Видишь — стол накрыт для прояснений
тайных мест тягучего знакомства.
Сигареты — для пусканья дыма
(маскировка тупости и скотства)
и вино, как основная линия
исчезанья критики и корма.
 
Расскажи, мигая на гостей,
словно кот на языки огня,
как живется путнику без смысла,
без земли и без воспоминаний.
Хорошо, я вижу. Сострадание —
это для меня, но без меня (да и фигня).
Что нас греет? Ничего такого,
что имеет форму и название.
 
Речь течет, родная. С инородной
примесью — названья, клички, жесты.
Гнется жестью дно квартиры съёмной,
и вибрирует, и гром гремит за сценой.
Это лягушонка в коробчонке.
Это начались опять обстрелы.
Это пьяный в дым рабочий сцены
перепутал время, пьесу, место...
 
Мы сегодня смотрим на друг-друга
жадно. Словно псы — куски на пире —
ловим взгляды.
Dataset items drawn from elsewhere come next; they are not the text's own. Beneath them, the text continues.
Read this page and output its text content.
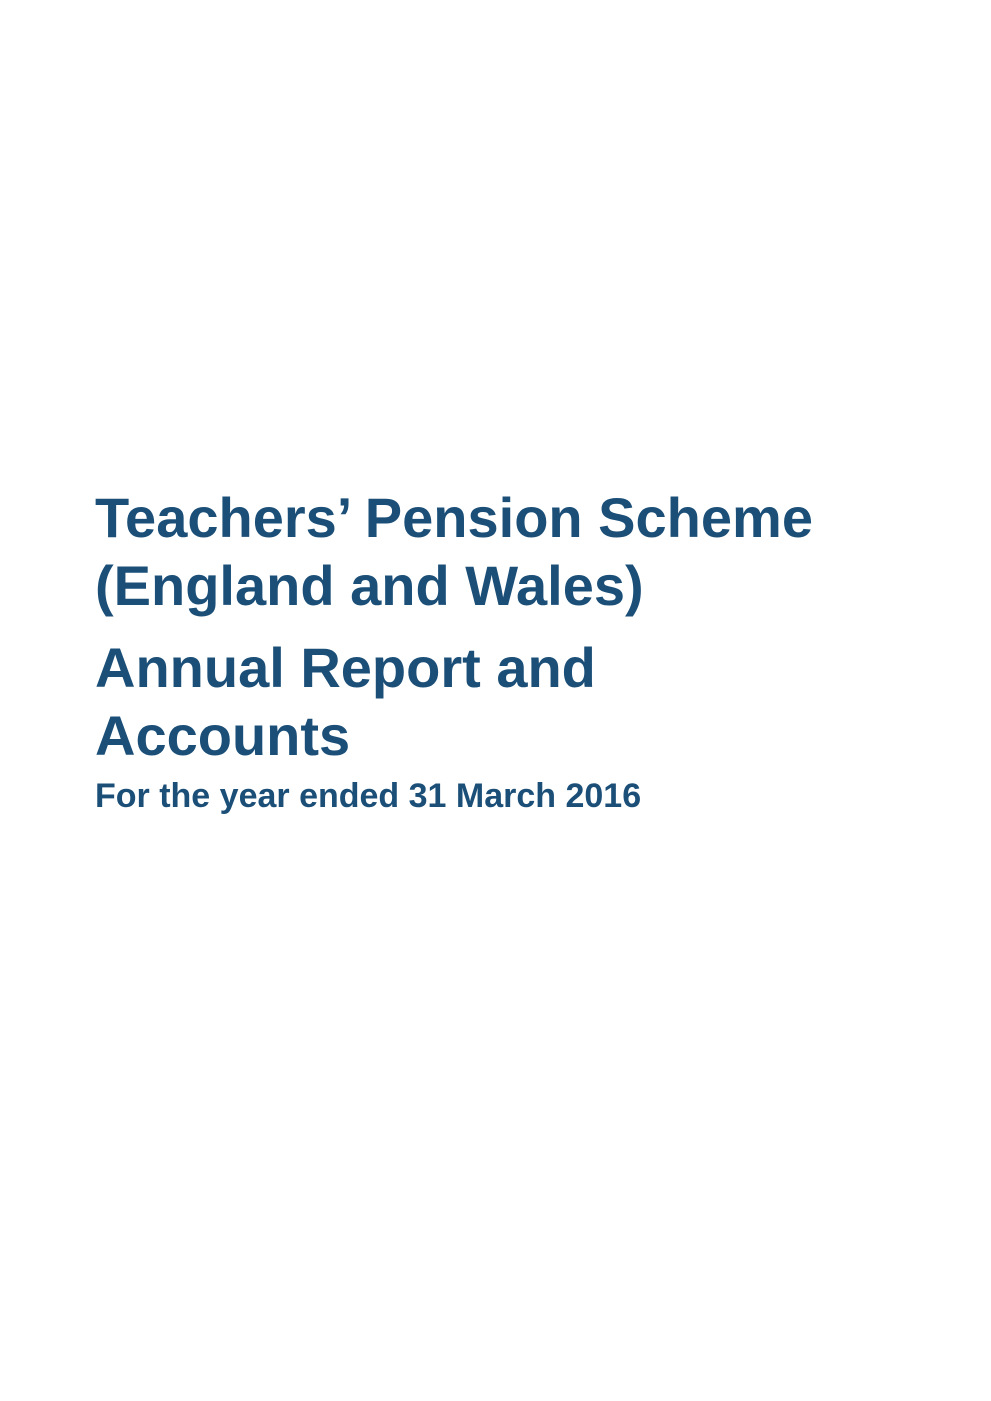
Teachers’ Pension Scheme
(England and Wales)
Annual Report and
Accounts

For the year ended 31 March 2016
Линия испуга
обрисовывает, что мы погубили.
Есть еще укромный уголок,
тайной информации хранитель.
Там цена, которую любитель
(любящий) наемнику дать смог.
И наемник, альтер эго, тля,
отчертил мне тусклые три метра —
вот моя свобода от тебя,
иностранец, инородец, смертный!
 
 

* * *

 
С любовью к белым крыльям словоблудия,
перебирая долго четки слов,
в глаза я не заглядываю людям,
но наблюдаю чаши их весов.
 
А, разведясь с навязанной судьбой,
послушай заунывный вой свободы,
пронаблюдай, как исполняют роль
красавицы и умные уроды.
 
Как вонь горящих слов вползет в окно,
открытое для ветра и пространства,
так и свобода пережжет вино
тоски о вечном — в уксус постоянства.